Long Term Data Storage
July 11, 2007 · by Scott Fradkin
I ran across a thread on Slashdot (http://science.slashdot.org/article.pl?sid=07/07/11/217218&from=rss) about the collection of glass photographic plates that is stored at the observatory at Harvard. It’s apparently about 25 percent worth of all the world’s currently existing photographic plates. There are over half a million of them covering the sky of both hemispheres with images from the past century. Definitely sounds like some very important history is stored in these photos, and they’re considering digitizing them for long term storage.
The problem is how to store the data for the long term. I don’t know about the best way to store glass photographic plates, but I’m not certain that anyone has come up with viable long term digital storage. It’s estimated that the total amount of data contained within these photos is a petabyte. That’s an enormous amount of data even by today’s standards. 1000 gigabytes is a terabyte. 1000 terabytes is a petabyte. There is a fascinating article at Wikipedia (http://en.wikipedia.org/wiki/Petabyte) about the petabyte.

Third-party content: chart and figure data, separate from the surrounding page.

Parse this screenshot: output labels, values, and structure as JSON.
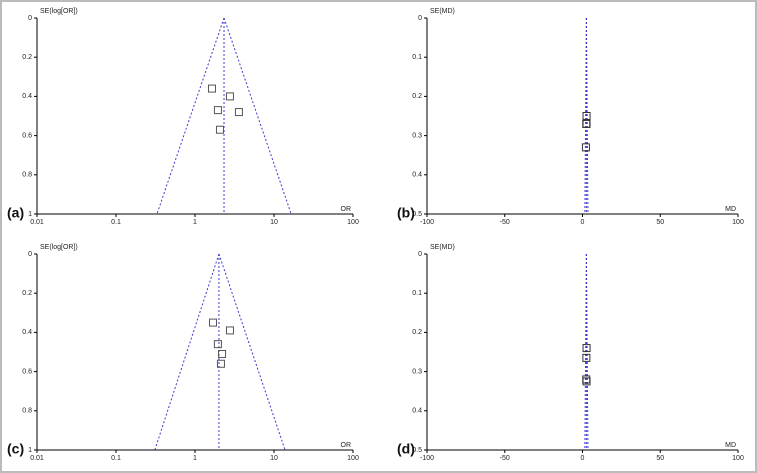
{
  "chart_data": [
    {
      "type": "scatter",
      "label": "(a)",
      "x_label": "OR",
      "y_label": "SE(log[OR])",
      "xscale": "log",
      "y_inverted": true,
      "xlim": [
        0.01,
        100
      ],
      "xticks": [
        0.01,
        0.1,
        1,
        10,
        100
      ],
      "ylim": [
        0,
        1
      ],
      "yticks": [
        0,
        0.2,
        0.4,
        0.6,
        0.8,
        1
      ],
      "x": [
        1.64,
        2.77,
        1.95,
        3.6,
        2.07
      ],
      "values": [
        0.36,
        0.4,
        0.47,
        0.48,
        0.57
      ],
      "center": 2.33,
      "funnel_low": 0.33,
      "funnel_high": 16.5,
      "color": "#555555",
      "funnel_color": "#3b3bd0"
    },
    {
      "type": "scatter",
      "label": "(b)",
      "x_label": "MD",
      "y_label": "SE(MD)",
      "xscale": "linear",
      "y_inverted": true,
      "xlim": [
        -100,
        100
      ],
      "xticks": [
        -100,
        -50,
        0,
        50,
        100
      ],
      "ylim": [
        0,
        0.5
      ],
      "yticks": [
        0,
        0.1,
        0.2,
        0.3,
        0.4,
        0.5
      ],
      "x": [
        2.6,
        2.6,
        2.4,
        2.2
      ],
      "values": [
        0.25,
        0.27,
        0.27,
        0.33
      ],
      "center": 2.5,
      "funnel_low": 1.5,
      "funnel_high": 3.5,
      "color": "#333333",
      "funnel_color": "#3b3bd0"
    },
    {
      "type": "scatter",
      "label": "(c)",
      "x_label": "OR",
      "y_label": "SE(log[OR])",
      "xscale": "log",
      "y_inverted": true,
      "xlim": [
        0.01,
        100
      ],
      "xticks": [
        0.01,
        0.1,
        1,
        10,
        100
      ],
      "ylim": [
        0,
        1
      ],
      "yticks": [
        0,
        0.2,
        0.4,
        0.6,
        0.8,
        1
      ],
      "x": [
        1.69,
        2.77,
        1.95,
        2.2,
        2.13
      ],
      "values": [
        0.35,
        0.39,
        0.46,
        0.51,
        0.56
      ],
      "center": 2.01,
      "funnel_low": 0.31,
      "funnel_high": 13.8,
      "color": "#555555",
      "funnel_color": "#3b3bd0"
    },
    {
      "type": "scatter",
      "label": "(d)",
      "x_label": "MD",
      "y_label": "SE(MD)",
      "xscale": "linear",
      "y_inverted": true,
      "xlim": [
        -100,
        100
      ],
      "xticks": [
        -100,
        -50,
        0,
        50,
        100
      ],
      "ylim": [
        0,
        0.5
      ],
      "yticks": [
        0,
        0.1,
        0.2,
        0.3,
        0.4,
        0.5
      ],
      "x": [
        2.6,
        2.5,
        2.4,
        2.6
      ],
      "values": [
        0.24,
        0.265,
        0.32,
        0.325
      ],
      "center": 2.5,
      "funnel_low": 1.5,
      "funnel_high": 3.5,
      "color": "#333333",
      "funnel_color": "#3b3bd0"
    }
  ]
}
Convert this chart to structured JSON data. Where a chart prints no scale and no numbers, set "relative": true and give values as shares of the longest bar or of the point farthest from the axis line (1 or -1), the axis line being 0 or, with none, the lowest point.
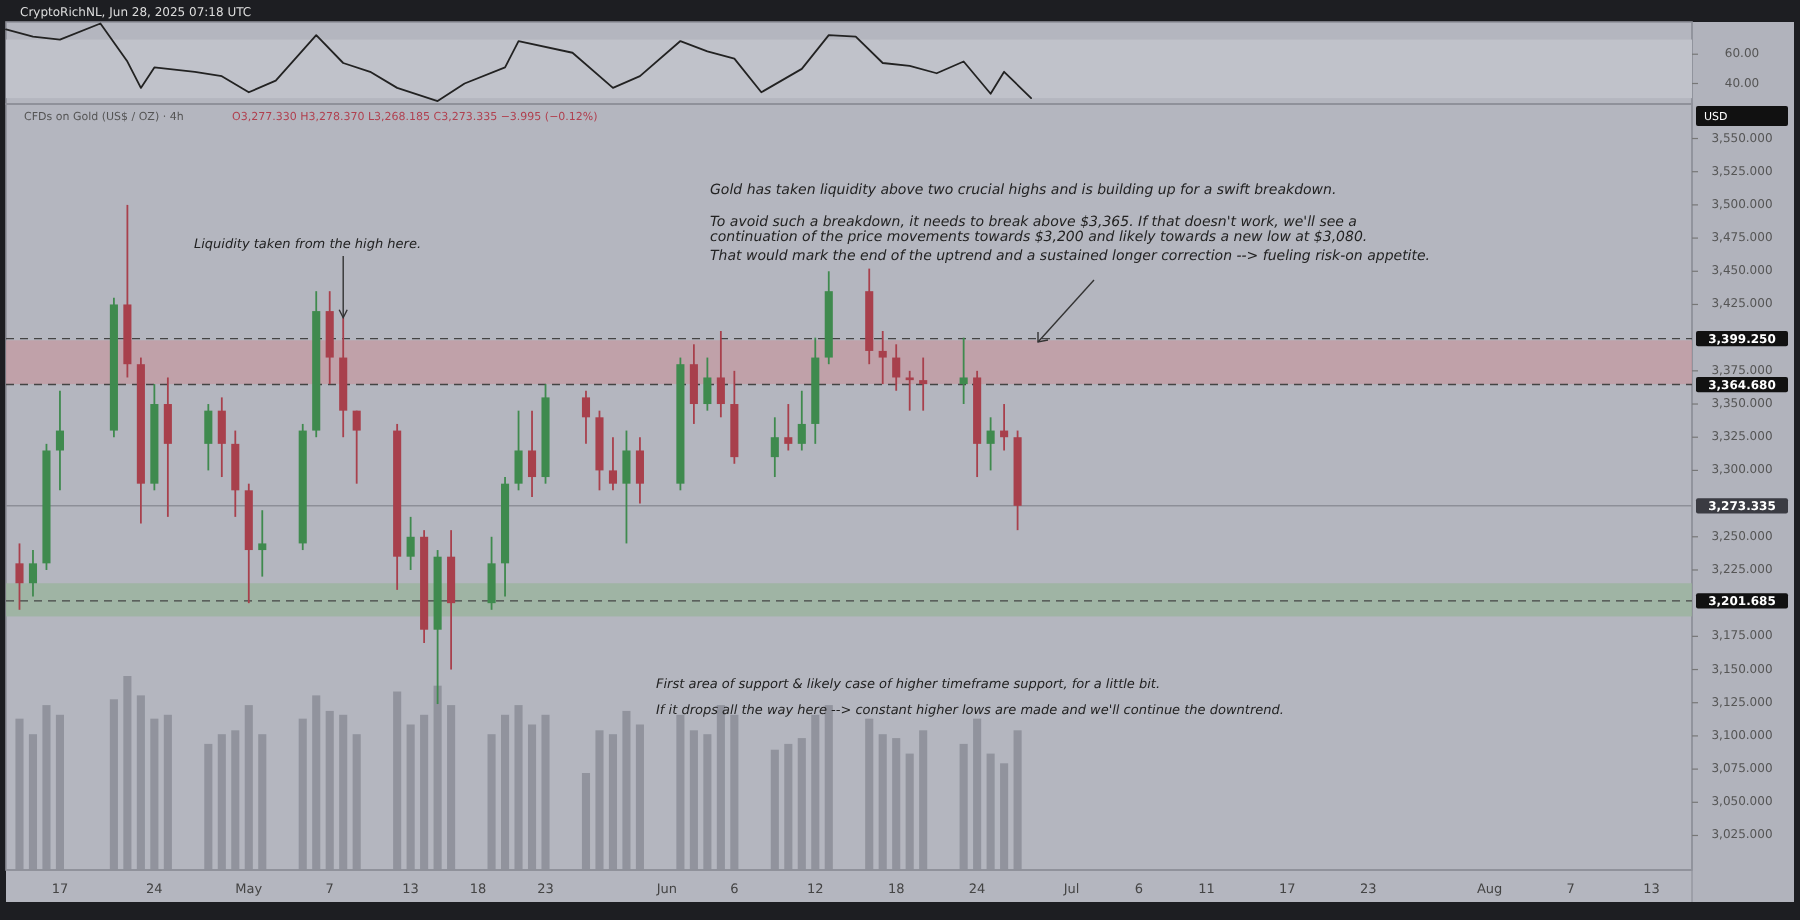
{
  "chart_data": [
    {
      "type": "line",
      "xlim": [
        "2025-04-13",
        "2025-08-16"
      ],
      "ylim": [
        26,
        82
      ],
      "yticks": [
        {
          "value": 40,
          "label": "40.00"
        },
        {
          "value": 60,
          "label": "60.00"
        }
      ],
      "tick_labels": "y",
      "bands": [
        {
          "axis": "y",
          "from": 30,
          "to": 70,
          "color": "#c0c2ca"
        }
      ],
      "series": [
        {
          "color": "#222222",
          "x": [
            "2025-04-13",
            "2025-04-15",
            "2025-04-17",
            "2025-04-20",
            "2025-04-22",
            "2025-04-23",
            "2025-04-24",
            "2025-04-27",
            "2025-04-29",
            "2025-05-01",
            "2025-05-03",
            "2025-05-06",
            "2025-05-08",
            "2025-05-10",
            "2025-05-12",
            "2025-05-15",
            "2025-05-17",
            "2025-05-20",
            "2025-05-21",
            "2025-05-25",
            "2025-05-28",
            "2025-05-30",
            "2025-06-02",
            "2025-06-04",
            "2025-06-06",
            "2025-06-08",
            "2025-06-11",
            "2025-06-13",
            "2025-06-15",
            "2025-06-17",
            "2025-06-19",
            "2025-06-21",
            "2025-06-23",
            "2025-06-25",
            "2025-06-26",
            "2025-06-28"
          ],
          "values": [
            77,
            72,
            70,
            81,
            55,
            37,
            51,
            48,
            45,
            34,
            42,
            73,
            54,
            48,
            37,
            28,
            40,
            51,
            69,
            61,
            37,
            45,
            69,
            62,
            57,
            34,
            50,
            73,
            72,
            54,
            52,
            47,
            55,
            33,
            48,
            30
          ]
        }
      ]
    },
    {
      "type": "candlestick",
      "title": "CFDs on Gold (US$ / OZ) · 4h",
      "subtitle": "O3,277.330 H3,278.370 L3,268.185 C3,273.335 −3.995 (−0.12%)",
      "ylabel": "USD",
      "xlim": [
        "2025-04-13",
        "2025-08-16"
      ],
      "ylim": [
        2999,
        3576
      ],
      "xticks": [
        {
          "value": "2025-04-17",
          "label": "17"
        },
        {
          "value": "2025-04-24",
          "label": "24"
        },
        {
          "value": "2025-05-01",
          "label": "May"
        },
        {
          "value": "2025-05-07",
          "label": "7"
        },
        {
          "value": "2025-05-13",
          "label": "13"
        },
        {
          "value": "2025-05-18",
          "label": "18"
        },
        {
          "value": "2025-05-23",
          "label": "23"
        },
        {
          "value": "2025-06-01",
          "label": "Jun"
        },
        {
          "value": "2025-06-06",
          "label": "6"
        },
        {
          "value": "2025-06-12",
          "label": "12"
        },
        {
          "value": "2025-06-18",
          "label": "18"
        },
        {
          "value": "2025-06-24",
          "label": "24"
        },
        {
          "value": "2025-07-01",
          "label": "Jul"
        },
        {
          "value": "2025-07-06",
          "label": "6"
        },
        {
          "value": "2025-07-11",
          "label": "11"
        },
        {
          "value": "2025-07-17",
          "label": "17"
        },
        {
          "value": "2025-07-23",
          "label": "23"
        },
        {
          "value": "2025-08-01",
          "label": "Aug"
        },
        {
          "value": "2025-08-07",
          "label": "7"
        },
        {
          "value": "2025-08-13",
          "label": "13"
        }
      ],
      "yticks": [
        {
          "value": 3025,
          "label": "3,025.000"
        },
        {
          "value": 3050,
          "label": "3,050.000"
        },
        {
          "value": 3075,
          "label": "3,075.000"
        },
        {
          "value": 3100,
          "label": "3,100.000"
        },
        {
          "value": 3125,
          "label": "3,125.000"
        },
        {
          "value": 3150,
          "label": "3,150.000"
        },
        {
          "value": 3175,
          "label": "3,175.000"
        },
        {
          "value": 3225,
          "label": "3,225.000"
        },
        {
          "value": 3250,
          "label": "3,250.000"
        },
        {
          "value": 3300,
          "label": "3,300.000"
        },
        {
          "value": 3325,
          "label": "3,325.000"
        },
        {
          "value": 3350,
          "label": "3,350.000"
        },
        {
          "value": 3375,
          "label": "3,375.000"
        },
        {
          "value": 3425,
          "label": "3,425.000"
        },
        {
          "value": 3450,
          "label": "3,450.000"
        },
        {
          "value": 3475,
          "label": "3,475.000"
        },
        {
          "value": 3500,
          "label": "3,500.000"
        },
        {
          "value": 3525,
          "label": "3,525.000"
        },
        {
          "value": 3550,
          "label": "3,550.000"
        }
      ],
      "ref_lines": [
        {
          "axis": "y",
          "value": 3399.25,
          "label": "3,399.250",
          "line_style": "dashed"
        },
        {
          "axis": "y",
          "value": 3364.68,
          "label": "3,364.680",
          "line_style": "dashed"
        },
        {
          "axis": "y",
          "value": 3273.335,
          "label": "3,273.335",
          "line_style": "solid"
        },
        {
          "axis": "y",
          "value": 3201.685,
          "label": "3,201.685",
          "line_style": "dashed"
        }
      ],
      "bands": [
        {
          "axis": "y",
          "from": 3365,
          "to": 3398,
          "color": "#c49aa2"
        },
        {
          "axis": "y",
          "from": 3190,
          "to": 3215,
          "color": "#98b39b"
        }
      ],
      "annotations": [
        "CryptoRichNL, Jun 28, 2025 07:18 UTC",
        {
          "text": "Liquidity taken from the high here.",
          "x": "2025-05-08",
          "y": 3415
        },
        "Gold has taken liquidity above two crucial highs and is building up for a swift breakdown.",
        "To avoid such a breakdown, it needs to break above $3,365. If that doesn't work, we'll see a continuation of the price movements towards $3,200 and likely towards a new low at $3,080.",
        "That would mark the end of the uptrend and a sustained longer correction --> fueling risk-on appetite.",
        "First area of support & likely case of higher timeframe support, for a little bit.",
        "If it drops all the way here --> constant higher lows are made and we'll continue the downtrend."
      ],
      "x": [
        "2025-04-14",
        "2025-04-15",
        "2025-04-16",
        "2025-04-17",
        "2025-04-21",
        "2025-04-22",
        "2025-04-23",
        "2025-04-24",
        "2025-04-25",
        "2025-04-28",
        "2025-04-29",
        "2025-04-30",
        "2025-05-01",
        "2025-05-02",
        "2025-05-05",
        "2025-05-06",
        "2025-05-07",
        "2025-05-08",
        "2025-05-09",
        "2025-05-12",
        "2025-05-13",
        "2025-05-14",
        "2025-05-15",
        "2025-05-16",
        "2025-05-19",
        "2025-05-20",
        "2025-05-21",
        "2025-05-22",
        "2025-05-23",
        "2025-05-26",
        "2025-05-27",
        "2025-05-28",
        "2025-05-29",
        "2025-05-30",
        "2025-06-02",
        "2025-06-03",
        "2025-06-04",
        "2025-06-05",
        "2025-06-06",
        "2025-06-09",
        "2025-06-10",
        "2025-06-11",
        "2025-06-12",
        "2025-06-13",
        "2025-06-16",
        "2025-06-17",
        "2025-06-18",
        "2025-06-19",
        "2025-06-20",
        "2025-06-23",
        "2025-06-24",
        "2025-06-25",
        "2025-06-26",
        "2025-06-27"
      ],
      "ohlc": [
        [
          3230,
          3245,
          3195,
          3215
        ],
        [
          3215,
          3240,
          3205,
          3230
        ],
        [
          3230,
          3320,
          3225,
          3315
        ],
        [
          3315,
          3360,
          3285,
          3330
        ],
        [
          3330,
          3430,
          3325,
          3425
        ],
        [
          3425,
          3500,
          3370,
          3380
        ],
        [
          3380,
          3385,
          3260,
          3290
        ],
        [
          3290,
          3365,
          3285,
          3350
        ],
        [
          3350,
          3370,
          3265,
          3320
        ],
        [
          3320,
          3350,
          3300,
          3345
        ],
        [
          3345,
          3355,
          3295,
          3320
        ],
        [
          3320,
          3330,
          3265,
          3285
        ],
        [
          3285,
          3290,
          3200,
          3240
        ],
        [
          3240,
          3270,
          3220,
          3245
        ],
        [
          3245,
          3335,
          3240,
          3330
        ],
        [
          3330,
          3435,
          3325,
          3420
        ],
        [
          3420,
          3435,
          3365,
          3385
        ],
        [
          3385,
          3415,
          3325,
          3345
        ],
        [
          3345,
          3345,
          3290,
          3330
        ],
        [
          3330,
          3335,
          3210,
          3235
        ],
        [
          3235,
          3265,
          3225,
          3250
        ],
        [
          3250,
          3255,
          3170,
          3180
        ],
        [
          3180,
          3240,
          3124,
          3235
        ],
        [
          3235,
          3255,
          3150,
          3200
        ],
        [
          3200,
          3250,
          3195,
          3230
        ],
        [
          3230,
          3295,
          3205,
          3290
        ],
        [
          3290,
          3345,
          3285,
          3315
        ],
        [
          3315,
          3345,
          3280,
          3295
        ],
        [
          3295,
          3365,
          3290,
          3355
        ],
        [
          3355,
          3360,
          3320,
          3340
        ],
        [
          3340,
          3345,
          3285,
          3300
        ],
        [
          3300,
          3325,
          3285,
          3290
        ],
        [
          3290,
          3330,
          3245,
          3315
        ],
        [
          3315,
          3325,
          3275,
          3290
        ],
        [
          3290,
          3385,
          3285,
          3380
        ],
        [
          3380,
          3395,
          3335,
          3350
        ],
        [
          3350,
          3385,
          3345,
          3370
        ],
        [
          3370,
          3405,
          3340,
          3350
        ],
        [
          3350,
          3375,
          3305,
          3310
        ],
        [
          3310,
          3340,
          3295,
          3325
        ],
        [
          3325,
          3350,
          3315,
          3320
        ],
        [
          3320,
          3360,
          3315,
          3335
        ],
        [
          3335,
          3400,
          3320,
          3385
        ],
        [
          3385,
          3450,
          3380,
          3435
        ],
        [
          3435,
          3452,
          3380,
          3390
        ],
        [
          3390,
          3405,
          3365,
          3385
        ],
        [
          3385,
          3395,
          3360,
          3370
        ],
        [
          3370,
          3375,
          3345,
          3368
        ],
        [
          3368,
          3385,
          3345,
          3365
        ],
        [
          3365,
          3400,
          3350,
          3370
        ],
        [
          3370,
          3375,
          3295,
          3320
        ],
        [
          3320,
          3340,
          3300,
          3330
        ],
        [
          3330,
          3350,
          3315,
          3325
        ],
        [
          3325,
          3330,
          3255,
          3273.335
        ]
      ],
      "colors": [
        "#a8404c",
        "#3f8a4e",
        "#3f8a4e",
        "#3f8a4e",
        "#3f8a4e",
        "#a8404c",
        "#a8404c",
        "#3f8a4e",
        "#a8404c",
        "#3f8a4e",
        "#a8404c",
        "#a8404c",
        "#a8404c",
        "#3f8a4e",
        "#3f8a4e",
        "#3f8a4e",
        "#a8404c",
        "#a8404c",
        "#a8404c",
        "#a8404c",
        "#3f8a4e",
        "#a8404c",
        "#3f8a4e",
        "#a8404c",
        "#3f8a4e",
        "#3f8a4e",
        "#3f8a4e",
        "#a8404c",
        "#3f8a4e",
        "#a8404c",
        "#a8404c",
        "#a8404c",
        "#3f8a4e",
        "#a8404c",
        "#3f8a4e",
        "#a8404c",
        "#3f8a4e",
        "#a8404c",
        "#a8404c",
        "#3f8a4e",
        "#a8404c",
        "#3f8a4e",
        "#3f8a4e",
        "#3f8a4e",
        "#a8404c",
        "#a8404c",
        "#a8404c",
        "#a8404c",
        "#a8404c",
        "#3f8a4e",
        "#a8404c",
        "#3f8a4e",
        "#a8404c",
        "#a8404c"
      ]
    },
    {
      "type": "bar",
      "relative": true,
      "tick_labels": false,
      "xlim": [
        "2025-04-13",
        "2025-08-16"
      ],
      "color": "#8b8d97",
      "x": [
        "2025-04-14",
        "2025-04-15",
        "2025-04-16",
        "2025-04-17",
        "2025-04-21",
        "2025-04-22",
        "2025-04-23",
        "2025-04-24",
        "2025-04-25",
        "2025-04-28",
        "2025-04-29",
        "2025-04-30",
        "2025-05-01",
        "2025-05-02",
        "2025-05-05",
        "2025-05-06",
        "2025-05-07",
        "2025-05-08",
        "2025-05-09",
        "2025-05-12",
        "2025-05-13",
        "2025-05-14",
        "2025-05-15",
        "2025-05-16",
        "2025-05-19",
        "2025-05-20",
        "2025-05-21",
        "2025-05-22",
        "2025-05-23",
        "2025-05-26",
        "2025-05-27",
        "2025-05-28",
        "2025-05-29",
        "2025-05-30",
        "2025-06-02",
        "2025-06-03",
        "2025-06-04",
        "2025-06-05",
        "2025-06-06",
        "2025-06-09",
        "2025-06-10",
        "2025-06-11",
        "2025-06-12",
        "2025-06-13",
        "2025-06-16",
        "2025-06-17",
        "2025-06-18",
        "2025-06-19",
        "2025-06-20",
        "2025-06-23",
        "2025-06-24",
        "2025-06-25",
        "2025-06-26",
        "2025-06-27"
      ],
      "values": [
        0.78,
        0.7,
        0.85,
        0.8,
        0.88,
        1,
        0.9,
        0.78,
        0.8,
        0.65,
        0.7,
        0.72,
        0.85,
        0.7,
        0.78,
        0.9,
        0.82,
        0.8,
        0.7,
        0.92,
        0.75,
        0.8,
        0.95,
        0.85,
        0.7,
        0.8,
        0.85,
        0.75,
        0.8,
        0.5,
        0.72,
        0.7,
        0.82,
        0.75,
        0.8,
        0.72,
        0.7,
        0.85,
        0.8,
        0.62,
        0.65,
        0.68,
        0.8,
        0.85,
        0.78,
        0.7,
        0.68,
        0.6,
        0.72,
        0.65,
        0.78,
        0.6,
        0.55,
        0.72
      ]
    }
  ]
}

I can certainly picture vast arrays of hard drives or stacks of optical discs, but for long term storage? Hard drives are prone to failure (although I do seem to have some ancient drives that still do the job), and today’s optical discs degrade in merely a few years. So what can we do to store information that is historical in nature? Hard copy? Back up data onto fresh devices every few years? I don’t have the answer. Hopefully someday someone will come up with the answer so we don’t lose things like books from the beginning of printing and these photos of the night sky.